Congressman John Barrow Introduces the "Anthony DeJuan Boatwright Act"
- 12th District Georgia Congressman Barrow (D-Savannah) was today joined by Augusta child care advocate Jacqueline Boatwright to introduce new legislation to help make sure every parent receives accurate information about whether or not their child's daycare provider has liability insurance - so that parents have all the information they need to choose a day care center that's best for their family.
"We've got laws on the books to enforce truth in labeling and truth in lending, so we ought to have truth in day care," Barrow said. "This bill is about making sure day care centers are honest and upfront with parents - so every family has the information they need to make the right decision for their children."

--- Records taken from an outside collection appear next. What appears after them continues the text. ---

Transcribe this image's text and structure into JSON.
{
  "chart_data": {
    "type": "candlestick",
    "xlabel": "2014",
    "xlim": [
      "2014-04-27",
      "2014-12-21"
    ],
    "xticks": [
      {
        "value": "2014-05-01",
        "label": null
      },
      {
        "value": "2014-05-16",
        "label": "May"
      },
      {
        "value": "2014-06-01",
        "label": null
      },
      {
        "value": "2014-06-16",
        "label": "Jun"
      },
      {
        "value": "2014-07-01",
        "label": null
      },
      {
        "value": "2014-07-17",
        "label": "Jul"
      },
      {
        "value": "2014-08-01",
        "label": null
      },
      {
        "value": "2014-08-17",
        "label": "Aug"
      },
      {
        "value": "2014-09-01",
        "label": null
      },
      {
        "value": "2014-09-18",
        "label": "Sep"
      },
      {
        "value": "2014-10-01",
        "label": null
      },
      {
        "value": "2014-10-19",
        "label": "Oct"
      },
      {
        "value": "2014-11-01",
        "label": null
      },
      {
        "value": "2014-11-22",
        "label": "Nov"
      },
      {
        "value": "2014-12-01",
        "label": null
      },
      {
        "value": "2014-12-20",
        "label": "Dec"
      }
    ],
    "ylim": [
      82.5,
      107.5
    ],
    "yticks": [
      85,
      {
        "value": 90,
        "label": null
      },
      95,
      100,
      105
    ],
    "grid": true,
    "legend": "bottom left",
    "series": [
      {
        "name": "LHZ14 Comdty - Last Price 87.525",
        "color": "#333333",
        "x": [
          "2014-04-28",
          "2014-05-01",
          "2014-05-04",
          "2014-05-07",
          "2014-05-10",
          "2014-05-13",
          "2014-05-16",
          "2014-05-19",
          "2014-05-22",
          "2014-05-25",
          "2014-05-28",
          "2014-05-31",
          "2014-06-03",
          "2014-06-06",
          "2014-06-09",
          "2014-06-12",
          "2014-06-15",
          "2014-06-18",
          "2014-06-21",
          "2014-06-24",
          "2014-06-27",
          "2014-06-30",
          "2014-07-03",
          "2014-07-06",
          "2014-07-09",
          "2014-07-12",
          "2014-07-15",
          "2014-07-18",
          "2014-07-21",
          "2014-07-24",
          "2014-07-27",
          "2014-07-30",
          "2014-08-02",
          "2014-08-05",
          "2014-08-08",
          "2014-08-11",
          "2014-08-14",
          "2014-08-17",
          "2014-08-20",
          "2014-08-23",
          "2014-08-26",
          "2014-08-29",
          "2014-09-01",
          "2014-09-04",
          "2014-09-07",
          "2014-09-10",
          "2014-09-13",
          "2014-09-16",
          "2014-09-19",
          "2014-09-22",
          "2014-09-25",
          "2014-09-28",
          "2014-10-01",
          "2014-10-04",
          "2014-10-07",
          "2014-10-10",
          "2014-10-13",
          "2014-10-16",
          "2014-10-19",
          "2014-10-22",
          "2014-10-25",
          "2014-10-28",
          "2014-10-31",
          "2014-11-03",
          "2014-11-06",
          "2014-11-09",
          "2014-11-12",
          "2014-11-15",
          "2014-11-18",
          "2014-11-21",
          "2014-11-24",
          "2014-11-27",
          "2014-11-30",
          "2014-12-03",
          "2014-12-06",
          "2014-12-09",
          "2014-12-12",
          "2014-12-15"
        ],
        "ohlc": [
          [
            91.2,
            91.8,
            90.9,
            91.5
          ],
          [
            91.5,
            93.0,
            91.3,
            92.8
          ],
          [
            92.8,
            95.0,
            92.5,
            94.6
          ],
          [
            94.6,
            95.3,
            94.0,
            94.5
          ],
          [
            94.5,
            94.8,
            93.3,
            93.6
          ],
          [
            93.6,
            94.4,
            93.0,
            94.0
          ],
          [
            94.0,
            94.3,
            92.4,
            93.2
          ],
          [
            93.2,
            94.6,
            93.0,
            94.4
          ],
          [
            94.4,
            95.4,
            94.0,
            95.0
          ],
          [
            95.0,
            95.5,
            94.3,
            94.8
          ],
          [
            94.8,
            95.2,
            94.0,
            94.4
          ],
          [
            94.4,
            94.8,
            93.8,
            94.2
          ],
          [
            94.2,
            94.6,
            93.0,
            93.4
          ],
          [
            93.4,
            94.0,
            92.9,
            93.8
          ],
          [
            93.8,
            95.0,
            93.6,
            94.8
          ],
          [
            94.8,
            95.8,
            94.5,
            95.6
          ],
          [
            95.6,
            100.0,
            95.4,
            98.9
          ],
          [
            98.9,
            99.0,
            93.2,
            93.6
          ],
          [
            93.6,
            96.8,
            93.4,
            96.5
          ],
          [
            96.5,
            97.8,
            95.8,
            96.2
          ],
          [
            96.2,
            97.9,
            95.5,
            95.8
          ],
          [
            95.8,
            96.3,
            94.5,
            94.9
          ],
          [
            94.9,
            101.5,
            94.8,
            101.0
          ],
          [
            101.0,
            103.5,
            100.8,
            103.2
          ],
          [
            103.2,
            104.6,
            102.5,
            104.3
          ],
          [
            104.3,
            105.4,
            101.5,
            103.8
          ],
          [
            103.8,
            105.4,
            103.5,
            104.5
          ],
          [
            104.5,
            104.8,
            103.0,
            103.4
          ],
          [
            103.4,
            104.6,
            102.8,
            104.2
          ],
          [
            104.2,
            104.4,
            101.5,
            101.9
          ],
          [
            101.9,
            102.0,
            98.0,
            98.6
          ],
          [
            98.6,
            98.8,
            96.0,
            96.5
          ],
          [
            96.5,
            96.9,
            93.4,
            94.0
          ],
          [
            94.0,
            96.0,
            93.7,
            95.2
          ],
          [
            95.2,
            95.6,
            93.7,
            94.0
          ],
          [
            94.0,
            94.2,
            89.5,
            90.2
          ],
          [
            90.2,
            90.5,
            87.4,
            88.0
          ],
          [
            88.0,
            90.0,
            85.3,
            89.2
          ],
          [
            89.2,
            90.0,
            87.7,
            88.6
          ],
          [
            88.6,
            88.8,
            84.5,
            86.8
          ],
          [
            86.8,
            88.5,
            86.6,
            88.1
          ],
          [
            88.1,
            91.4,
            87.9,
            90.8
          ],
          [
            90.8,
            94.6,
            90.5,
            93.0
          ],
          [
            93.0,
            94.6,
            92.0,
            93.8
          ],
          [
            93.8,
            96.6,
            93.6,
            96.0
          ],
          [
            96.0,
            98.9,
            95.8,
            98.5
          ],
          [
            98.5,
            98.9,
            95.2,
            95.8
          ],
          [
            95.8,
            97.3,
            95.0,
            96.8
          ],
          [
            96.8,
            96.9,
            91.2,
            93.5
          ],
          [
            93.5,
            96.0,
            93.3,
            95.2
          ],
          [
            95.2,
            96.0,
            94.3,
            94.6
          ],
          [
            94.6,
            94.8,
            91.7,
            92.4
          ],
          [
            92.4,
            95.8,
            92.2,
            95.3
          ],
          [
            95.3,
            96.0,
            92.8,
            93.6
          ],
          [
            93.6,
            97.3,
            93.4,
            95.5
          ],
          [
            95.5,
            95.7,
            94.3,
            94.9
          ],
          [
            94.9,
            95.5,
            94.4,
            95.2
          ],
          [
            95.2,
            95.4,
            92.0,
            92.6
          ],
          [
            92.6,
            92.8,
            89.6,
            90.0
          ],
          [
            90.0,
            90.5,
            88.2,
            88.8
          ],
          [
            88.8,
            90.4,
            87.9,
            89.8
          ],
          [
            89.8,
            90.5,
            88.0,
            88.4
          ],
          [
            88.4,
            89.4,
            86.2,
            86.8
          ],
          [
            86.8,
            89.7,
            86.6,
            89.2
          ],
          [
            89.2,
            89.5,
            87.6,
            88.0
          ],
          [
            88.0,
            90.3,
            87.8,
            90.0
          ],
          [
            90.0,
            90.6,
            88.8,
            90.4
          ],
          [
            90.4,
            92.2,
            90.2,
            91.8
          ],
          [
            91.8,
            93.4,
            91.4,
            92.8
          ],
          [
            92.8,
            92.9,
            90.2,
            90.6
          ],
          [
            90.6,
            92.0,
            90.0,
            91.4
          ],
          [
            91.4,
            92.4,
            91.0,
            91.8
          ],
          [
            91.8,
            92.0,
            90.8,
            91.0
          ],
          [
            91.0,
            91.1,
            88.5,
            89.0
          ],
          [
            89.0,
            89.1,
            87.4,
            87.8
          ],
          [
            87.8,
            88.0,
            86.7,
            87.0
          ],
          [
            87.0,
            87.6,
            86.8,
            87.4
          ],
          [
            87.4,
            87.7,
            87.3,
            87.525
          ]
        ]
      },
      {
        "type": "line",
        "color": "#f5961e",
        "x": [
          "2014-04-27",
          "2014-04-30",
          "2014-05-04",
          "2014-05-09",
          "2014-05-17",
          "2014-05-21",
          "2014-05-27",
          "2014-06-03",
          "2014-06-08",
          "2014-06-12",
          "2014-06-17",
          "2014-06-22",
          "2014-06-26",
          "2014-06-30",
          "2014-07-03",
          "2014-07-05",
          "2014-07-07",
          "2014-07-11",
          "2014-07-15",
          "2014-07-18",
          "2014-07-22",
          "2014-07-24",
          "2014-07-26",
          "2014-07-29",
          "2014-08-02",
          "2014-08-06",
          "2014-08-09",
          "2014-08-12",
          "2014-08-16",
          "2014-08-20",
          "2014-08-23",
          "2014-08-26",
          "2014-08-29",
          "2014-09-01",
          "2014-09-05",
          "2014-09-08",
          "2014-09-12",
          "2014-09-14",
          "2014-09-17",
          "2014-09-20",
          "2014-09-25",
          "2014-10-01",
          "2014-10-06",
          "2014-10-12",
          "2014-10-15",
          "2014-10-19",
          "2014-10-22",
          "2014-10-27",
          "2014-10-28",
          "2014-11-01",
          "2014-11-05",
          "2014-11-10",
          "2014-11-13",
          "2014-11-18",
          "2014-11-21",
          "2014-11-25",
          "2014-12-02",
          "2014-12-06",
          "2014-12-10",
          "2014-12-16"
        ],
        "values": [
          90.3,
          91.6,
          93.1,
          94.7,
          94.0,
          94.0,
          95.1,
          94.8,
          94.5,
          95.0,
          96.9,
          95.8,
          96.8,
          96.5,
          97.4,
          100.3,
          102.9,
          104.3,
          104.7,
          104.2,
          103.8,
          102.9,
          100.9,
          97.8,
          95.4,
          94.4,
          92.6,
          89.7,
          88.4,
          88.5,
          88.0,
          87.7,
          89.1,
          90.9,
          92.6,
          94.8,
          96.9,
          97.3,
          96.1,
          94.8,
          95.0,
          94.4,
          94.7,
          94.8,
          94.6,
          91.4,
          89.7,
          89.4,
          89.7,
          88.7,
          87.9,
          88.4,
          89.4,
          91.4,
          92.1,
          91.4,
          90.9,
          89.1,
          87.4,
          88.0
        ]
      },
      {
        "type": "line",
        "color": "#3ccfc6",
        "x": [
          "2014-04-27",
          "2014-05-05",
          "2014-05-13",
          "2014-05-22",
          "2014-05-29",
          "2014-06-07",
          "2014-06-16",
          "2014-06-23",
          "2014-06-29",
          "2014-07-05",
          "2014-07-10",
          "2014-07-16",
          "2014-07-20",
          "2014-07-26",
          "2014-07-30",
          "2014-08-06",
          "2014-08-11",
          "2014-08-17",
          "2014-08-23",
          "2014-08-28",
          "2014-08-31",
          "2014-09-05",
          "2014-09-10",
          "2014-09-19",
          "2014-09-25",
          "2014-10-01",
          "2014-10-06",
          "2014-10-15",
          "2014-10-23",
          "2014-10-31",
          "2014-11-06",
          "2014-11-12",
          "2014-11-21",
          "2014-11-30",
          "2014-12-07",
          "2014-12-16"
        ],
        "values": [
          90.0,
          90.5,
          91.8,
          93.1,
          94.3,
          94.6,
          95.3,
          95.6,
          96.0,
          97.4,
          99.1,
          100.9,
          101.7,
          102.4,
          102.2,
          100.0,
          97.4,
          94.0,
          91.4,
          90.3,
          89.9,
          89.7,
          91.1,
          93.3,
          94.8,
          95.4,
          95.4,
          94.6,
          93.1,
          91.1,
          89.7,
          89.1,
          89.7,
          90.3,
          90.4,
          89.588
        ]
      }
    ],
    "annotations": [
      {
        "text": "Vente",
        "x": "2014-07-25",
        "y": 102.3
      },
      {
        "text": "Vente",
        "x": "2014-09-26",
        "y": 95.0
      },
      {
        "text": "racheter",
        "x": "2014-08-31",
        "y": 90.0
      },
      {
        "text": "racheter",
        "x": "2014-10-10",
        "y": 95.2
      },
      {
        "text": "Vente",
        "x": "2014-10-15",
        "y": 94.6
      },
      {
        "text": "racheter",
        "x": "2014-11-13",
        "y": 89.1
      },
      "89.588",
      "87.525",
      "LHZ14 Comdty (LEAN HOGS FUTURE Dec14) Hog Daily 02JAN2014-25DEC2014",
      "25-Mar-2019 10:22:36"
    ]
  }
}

In 2001, Jacqueline Boatwright's 14-month old son, Juan, suffered severe brain damage when he was found headfirst in an unattended bucket of mop water at a state-licensed family day care center in Augusta, Georgia. The day care center was not insured, and there was no law in Georgia at the time to require that child day care providers inform parents of their insurance status. Juan is now 5 years-old and is presently semi-comatose and ventilator-dependent.
Since the accident, Ms. Boatwright has brought national attention to the issue of uninsured day care centers. In Georgia, Ms. Boatwright led a successful legislative effort to require day care providers to publicly post their insurance status. As a result, Georgia law now requires parents to acknowledge in writing that they understand that their day care provider does not have liability insurance.
"For a parent to make an informed decision about where to send their child for day care, they should have all the information about that facility," Jacqueline Boatwright said. "Had I known that my son's day care center didn't have coverage, I never would've sent him there. No child should suffer the way my child has, and no family should have to go though what my family has. Congressman Barrow's bill will make Georgia's Juan's Law' a model for the rest of the country."
The Anthony DeJuan Boatwright Act, which Barrow introduced today, does not require day care providers to have liability insurance. Instead, it adds important criteria that states must meet in order to receive federal Child Care & Development Block Grants. These include:
* Recommending to day care providers that they carry liability insurance.
* Requiring day care providers to post publicly and conspicuously whether or not they have liability insurance; give written notice to parents about whether or not they have liability insurance; get a signature by at least one parent per child on this notice; and maintain the signed notice while the child receives care, and for one year thereafter.
Child Care & Development Block Grants (CCDBG) are administered by the Department of Health and Human Services and are provided to the states to subsidize child care expenses for low-income families under age 13. In FY 2006, Georgia is scheduled to receive over $75 million in CCDBG funds.
Federal law already includes a number of criteria states must require child care providers to follow in order to receive CCDBG funds, including standards on the prevention and control of infectious diseases, building safety, and minimum health and safety training appropriate to the provider setting.
Since the Anthony DeJuan Boatwright Act simply adds a notification of insurance requirement to the list, the cost for the states is virtually nothing. In addition, the bill will allow the states to determine specifics such as the exact nature of their notification provisions, the minimum amount of liability coverage, and the enforcement provisions.